Evolving mixed-media messages and grammatical language
secondary uses of the neural sequencing machinery needed for ballistic movements
pp. 163-179
in: Jan Wind, Brunetto Chiarelli, Bernard Bichakjian, Alberto Nocentini, Abraham Jonker (eds), Language origin, Berlin, Springer, 1992Abstract
A possible preadaptation for the neural machinery underlying language and thought can be seen in the neural circuitry required for planning sequential hand-arm movements such as hammering and throwing. If it isn't a standardized movement sequence such as the basketball free-throw, the thrower has to plan: to generate a family of variations on an approximate string of commands, and then judge each of those candidate strings against memories of what strings succeeded in the past for similar-but-not-identical conditions.

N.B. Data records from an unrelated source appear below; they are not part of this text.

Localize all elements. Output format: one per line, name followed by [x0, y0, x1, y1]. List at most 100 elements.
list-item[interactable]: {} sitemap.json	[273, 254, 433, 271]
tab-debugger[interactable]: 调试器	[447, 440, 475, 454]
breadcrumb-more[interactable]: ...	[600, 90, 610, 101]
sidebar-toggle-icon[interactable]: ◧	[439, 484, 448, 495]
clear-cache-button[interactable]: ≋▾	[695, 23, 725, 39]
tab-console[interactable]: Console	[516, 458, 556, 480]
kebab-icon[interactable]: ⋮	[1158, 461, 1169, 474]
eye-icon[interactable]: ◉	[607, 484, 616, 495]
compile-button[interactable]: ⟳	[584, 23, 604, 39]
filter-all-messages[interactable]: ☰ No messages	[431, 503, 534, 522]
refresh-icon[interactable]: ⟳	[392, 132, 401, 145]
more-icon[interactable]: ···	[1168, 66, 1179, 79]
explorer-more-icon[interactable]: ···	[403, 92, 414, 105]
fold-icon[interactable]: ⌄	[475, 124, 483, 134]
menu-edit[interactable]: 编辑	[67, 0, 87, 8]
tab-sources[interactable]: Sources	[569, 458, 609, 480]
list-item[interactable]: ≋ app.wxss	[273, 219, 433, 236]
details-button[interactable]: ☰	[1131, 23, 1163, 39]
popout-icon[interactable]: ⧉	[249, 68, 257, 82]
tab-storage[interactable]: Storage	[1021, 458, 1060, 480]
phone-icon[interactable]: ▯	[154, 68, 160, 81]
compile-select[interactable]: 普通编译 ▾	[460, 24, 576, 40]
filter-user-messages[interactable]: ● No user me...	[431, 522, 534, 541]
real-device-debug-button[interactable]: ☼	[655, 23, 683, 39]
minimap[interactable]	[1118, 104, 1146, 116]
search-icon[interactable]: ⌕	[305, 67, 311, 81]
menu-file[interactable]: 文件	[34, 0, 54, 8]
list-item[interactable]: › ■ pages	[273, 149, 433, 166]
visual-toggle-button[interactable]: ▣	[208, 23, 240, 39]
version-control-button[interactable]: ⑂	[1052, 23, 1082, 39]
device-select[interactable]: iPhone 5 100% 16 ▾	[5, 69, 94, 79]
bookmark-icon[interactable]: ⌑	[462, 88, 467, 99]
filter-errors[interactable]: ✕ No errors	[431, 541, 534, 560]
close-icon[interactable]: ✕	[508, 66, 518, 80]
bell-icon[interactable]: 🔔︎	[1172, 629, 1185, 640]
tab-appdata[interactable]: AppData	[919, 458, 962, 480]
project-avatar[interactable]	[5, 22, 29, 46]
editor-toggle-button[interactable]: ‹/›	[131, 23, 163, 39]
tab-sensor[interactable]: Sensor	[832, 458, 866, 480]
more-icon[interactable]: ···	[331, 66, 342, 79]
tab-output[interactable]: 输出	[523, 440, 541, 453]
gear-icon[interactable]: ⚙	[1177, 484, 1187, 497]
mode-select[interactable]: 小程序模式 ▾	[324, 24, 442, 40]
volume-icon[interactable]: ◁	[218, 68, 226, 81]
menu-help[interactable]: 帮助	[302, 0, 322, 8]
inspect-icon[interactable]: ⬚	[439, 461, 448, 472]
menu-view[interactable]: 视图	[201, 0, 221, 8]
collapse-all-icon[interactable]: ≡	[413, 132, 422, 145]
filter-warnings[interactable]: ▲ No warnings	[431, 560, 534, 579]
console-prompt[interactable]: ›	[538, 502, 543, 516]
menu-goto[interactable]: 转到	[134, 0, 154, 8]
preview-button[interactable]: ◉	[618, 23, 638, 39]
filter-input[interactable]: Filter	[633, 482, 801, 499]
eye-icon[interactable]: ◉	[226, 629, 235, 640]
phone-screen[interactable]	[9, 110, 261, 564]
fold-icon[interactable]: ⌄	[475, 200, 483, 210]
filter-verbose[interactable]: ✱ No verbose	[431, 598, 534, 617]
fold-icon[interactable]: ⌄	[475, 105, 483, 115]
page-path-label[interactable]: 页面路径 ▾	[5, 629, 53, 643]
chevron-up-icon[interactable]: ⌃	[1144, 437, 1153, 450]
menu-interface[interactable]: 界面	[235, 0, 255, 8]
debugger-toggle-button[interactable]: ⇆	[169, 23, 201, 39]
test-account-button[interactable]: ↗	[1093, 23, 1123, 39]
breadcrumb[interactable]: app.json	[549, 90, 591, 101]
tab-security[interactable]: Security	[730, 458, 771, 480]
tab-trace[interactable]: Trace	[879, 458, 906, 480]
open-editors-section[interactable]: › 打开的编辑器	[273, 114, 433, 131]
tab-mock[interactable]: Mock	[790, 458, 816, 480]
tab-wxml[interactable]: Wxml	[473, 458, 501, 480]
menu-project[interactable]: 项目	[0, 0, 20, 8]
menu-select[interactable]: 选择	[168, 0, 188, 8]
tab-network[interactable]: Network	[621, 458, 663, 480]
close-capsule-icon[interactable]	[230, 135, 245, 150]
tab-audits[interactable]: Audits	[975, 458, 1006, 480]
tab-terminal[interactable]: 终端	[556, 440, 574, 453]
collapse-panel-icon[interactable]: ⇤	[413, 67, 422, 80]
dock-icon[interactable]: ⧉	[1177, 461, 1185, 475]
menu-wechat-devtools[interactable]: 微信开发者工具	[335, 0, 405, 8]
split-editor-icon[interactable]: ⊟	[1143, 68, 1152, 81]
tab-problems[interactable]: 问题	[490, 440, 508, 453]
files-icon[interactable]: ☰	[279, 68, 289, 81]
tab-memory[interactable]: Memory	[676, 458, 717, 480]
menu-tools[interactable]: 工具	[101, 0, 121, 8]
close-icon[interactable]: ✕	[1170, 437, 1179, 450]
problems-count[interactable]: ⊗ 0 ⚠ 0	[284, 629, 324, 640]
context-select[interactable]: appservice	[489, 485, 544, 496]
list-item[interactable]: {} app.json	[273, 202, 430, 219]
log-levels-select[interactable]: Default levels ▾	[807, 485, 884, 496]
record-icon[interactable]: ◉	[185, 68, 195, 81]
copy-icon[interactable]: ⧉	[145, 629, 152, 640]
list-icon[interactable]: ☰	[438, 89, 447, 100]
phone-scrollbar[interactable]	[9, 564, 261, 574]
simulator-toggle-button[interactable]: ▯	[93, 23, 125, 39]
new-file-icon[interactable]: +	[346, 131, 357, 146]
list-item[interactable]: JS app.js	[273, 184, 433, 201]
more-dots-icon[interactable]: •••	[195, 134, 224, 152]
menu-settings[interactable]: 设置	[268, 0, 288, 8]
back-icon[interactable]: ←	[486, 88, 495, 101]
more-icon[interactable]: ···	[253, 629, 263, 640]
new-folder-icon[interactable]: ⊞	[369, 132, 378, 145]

Thus one needs an array of planning tracks rather like a railroad marshalling yard, with a "good-enough" train only occasionally let loose on the main track to overt action. Since hand-arm sequencing circuitry in the brain has a strong spatial overlap with where language circuitry is located in left brain, perhaps the same massively-serial architecture can do double-duty for language and planning ahead. The well-formed sentence and the reliable plan of action have some strong analogies to more familiar darwinian successes. But the transition during hominid evolution to humanlike language would seem to have faced some transitional tasks, and I suggest that a mixed economy of gestures, depictions, and vocalizations might have eventually led to a subject-predicate message format — and that syntax may have been introduced to deal with subject-object ambiguity when two nouns were present in a sentence.